Les femmes afghanes ont aussi été exclues de nombreux endroits publics, tels que les parcs et les centres d’entraînement, et doivent avoir le visage entièrement couvert. En fait, elles ne doivent sortir de leur maison qu’en dernier recours.
Shabnam, une jeune enseignante de 24 ans, a décidé d’offrir des cours virtuels de peinture et de dessin, afin de protester contre la situation et permettre à ses concitoyennes de continuer à apprendre.

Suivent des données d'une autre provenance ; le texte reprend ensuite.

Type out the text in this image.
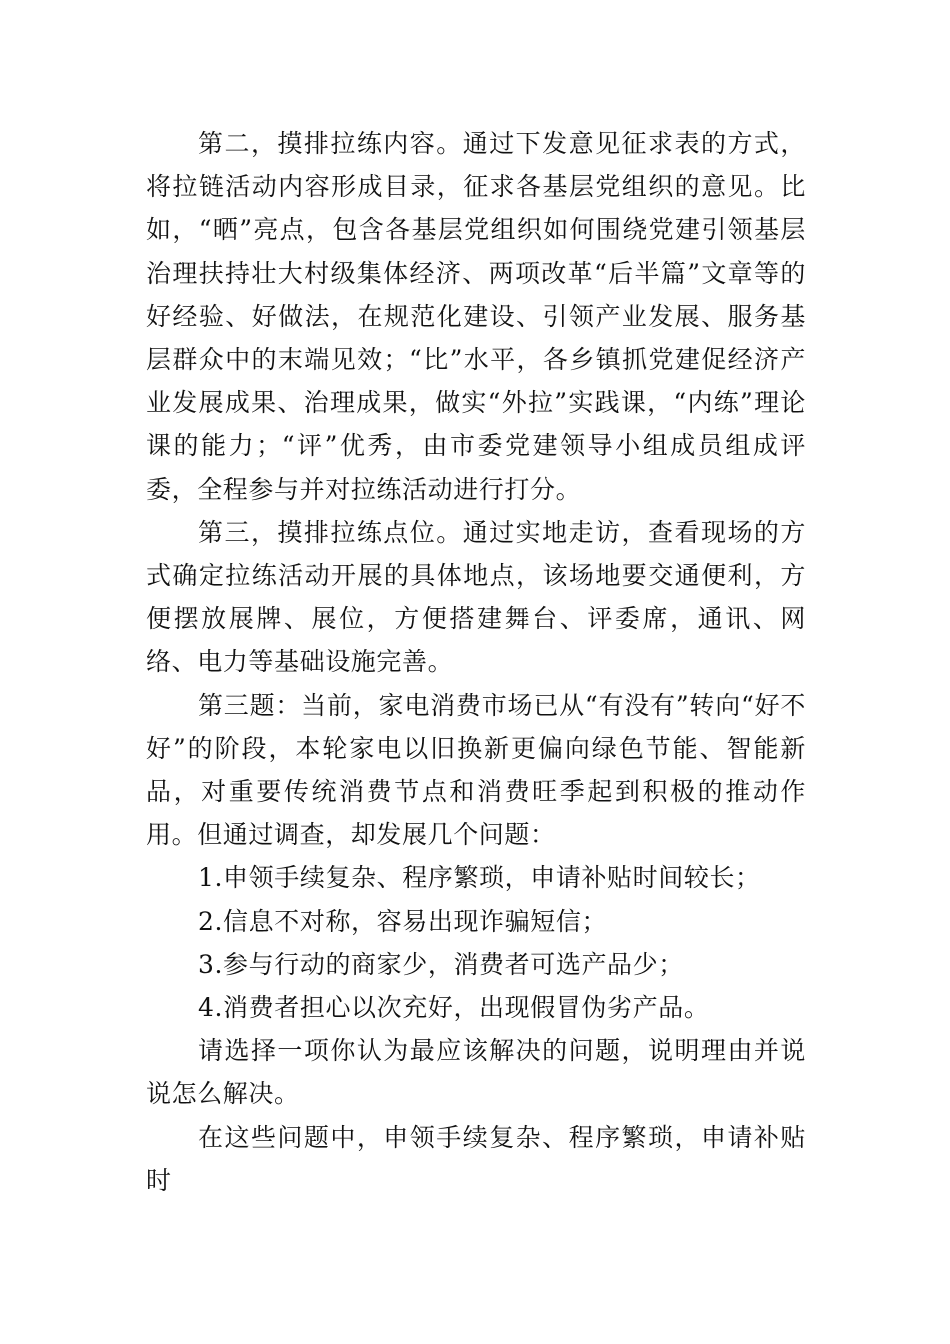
第二，摸排拉练内容。通过下发意见征求表的方式，将拉链活动内容形成目录，征求各基层党组织的意见。比如，“晒”亮点，包含各基层党组织如何围绕党建引领基层治理扶持壮大村级集体经济、两项改革“后半篇”文章等的好经验、好做法，在规范化建设、引领产业发展、服务基层群众中的末端见效；“比”水平，各乡镇抓党建促经济产业发展成果、治理成果，做实“外拉”实践课，“内练”理论课的能力；“评”优秀，由市委党建领导小组成员组成评委，全程参与并对拉练活动进行打分。

第三，摸排拉练点位。通过实地走访，查看现场的方式确定拉练活动开展的具体地点，该场地要交通便利，方便摆放展牌、展位，方便搭建舞台、评委席，通讯、网络、电力等基础设施完善。

第三题：当前，家电消费市场已从“有没有”转向“好不好”的阶段，本轮家电以旧换新更偏向绿色节能、智能新品，对重要传统消费节点和消费旺季起到积极的推动作用。但通过调查，却发展几个问题：

1.申领手续复杂、程序繁琐，申请补贴时间较长；

2.信息不对称，容易出现诈骗短信；

3.参与行动的商家少，消费者可选产品少；

4.消费者担心以次充好，出现假冒伪劣产品。

请选择一项你认为最应该解决的问题，说明理由并说说怎么解决。

在这些问题中，申领手续复杂、程序繁琐，申请补贴时
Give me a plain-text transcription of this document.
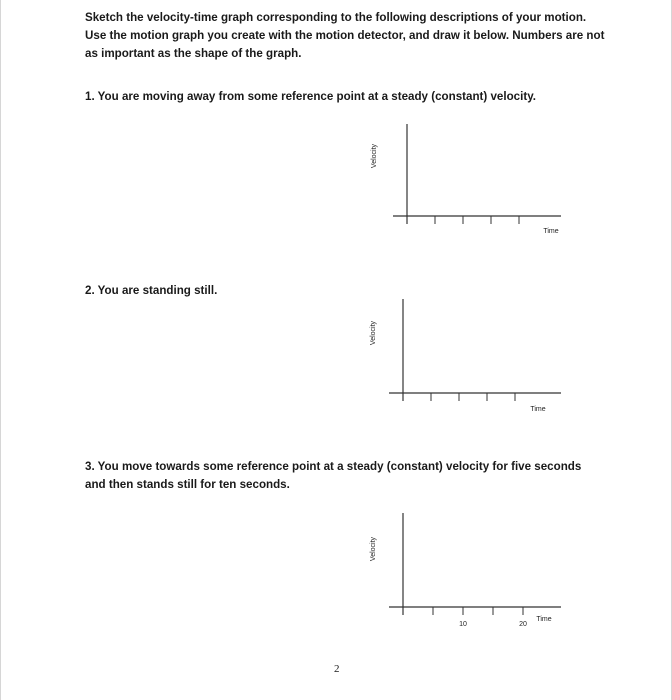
Sketch the velocity-time graph corresponding to the following descriptions of your motion. Use the motion graph you create with the motion detector, and draw it below. Numbers are not as important as the shape of the graph.
1. You are moving away from some reference point at a steady (constant) velocity.
Velocity
Time
2. You are standing still.
Velocity
Time
3. You move towards some reference point at a steady (constant) velocity for five seconds and then stands still for ten seconds.
10	20
Velocity
Time
2
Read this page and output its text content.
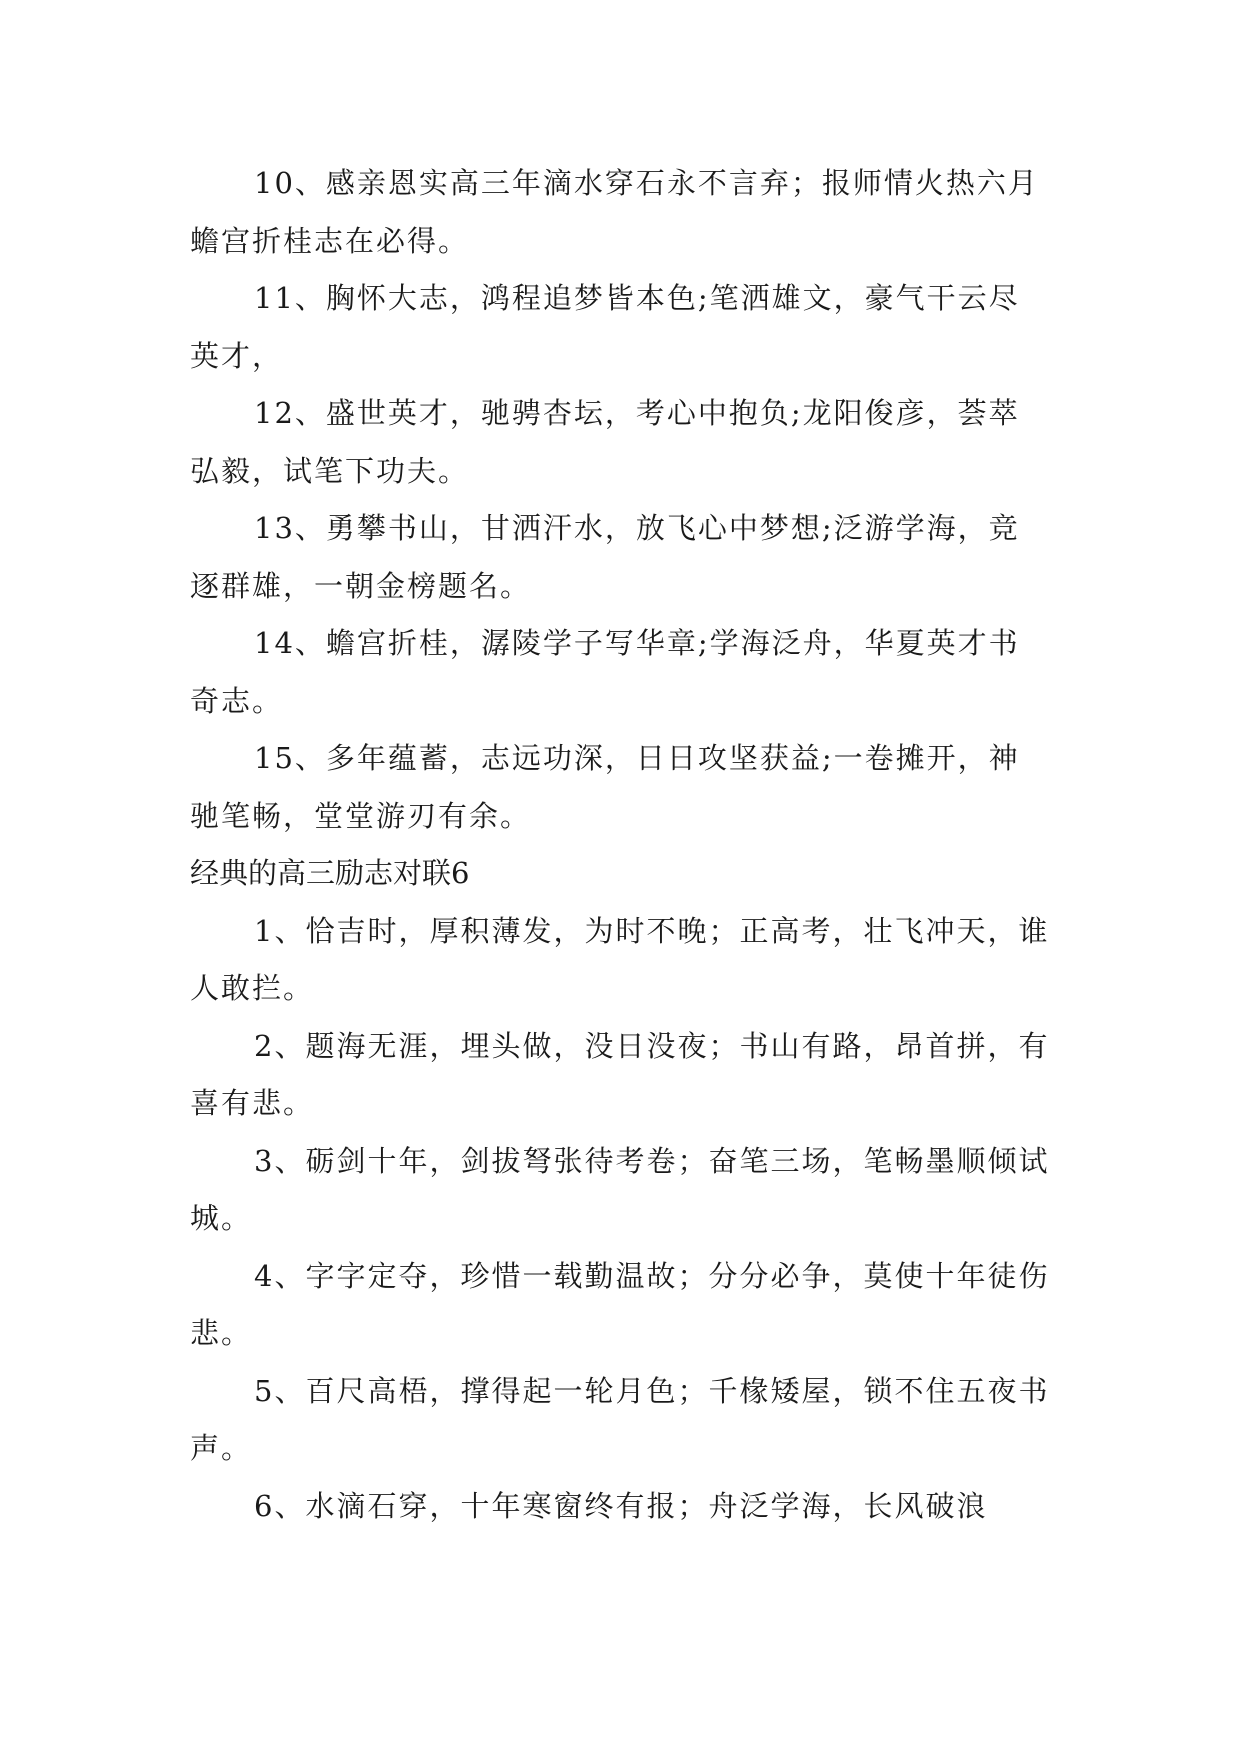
10、感亲恩实高三年滴水穿石永不言弃；报师情火热六月蟾宫折桂志在必得。

11、胸怀大志，鸿程追梦皆本色;笔洒雄文，豪气干云尽英才，

12、盛世英才，驰骋杏坛，考心中抱负;龙阳俊彦，荟萃弘毅，试笔下功夫。

13、勇攀书山，甘洒汗水，放飞心中梦想;泛游学海，竞逐群雄，一朝金榜题名。

14、蟾宫折桂，潺陵学子写华章;学海泛舟，华夏英才书奇志。

15、多年蕴蓄，志远功深，日日攻坚获益;一卷摊开，神驰笔畅，堂堂游刃有余。

经典的高三励志对联6

1、恰吉时，厚积薄发，为时不晚；正高考，壮飞冲天，谁人敢拦。

2、题海无涯，埋头做，没日没夜；书山有路，昂首拼，有喜有悲。

3、砺剑十年，剑拔弩张待考卷；奋笔三场，笔畅墨顺倾试城。

4、字字定夺，珍惜一载勤温故；分分必争，莫使十年徒伤悲。

5、百尺高梧，撑得起一轮月色；千椽矮屋，锁不住五夜书声。

6、水滴石穿，十年寒窗终有报；舟泛学海，长风破浪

C’est le cas aussi d’une autre enseignante afghane, Angela Ghayour, qui a décidé de fonder la Herat Online School, afin de fournir des ressources éducatives aux femmes afghanes. Si l’enseignante est maintenant établie au Royaume-Uni, c’est la solution qu’elle a trouvée afin d’accompagner les étudiantes de son pays tout en comptant sur l’appui de centaines d’enseignant.e.s bénévoles. Elle s’assure également de rendre accessible de l’aide psychosociale aux élèves dans le besoin.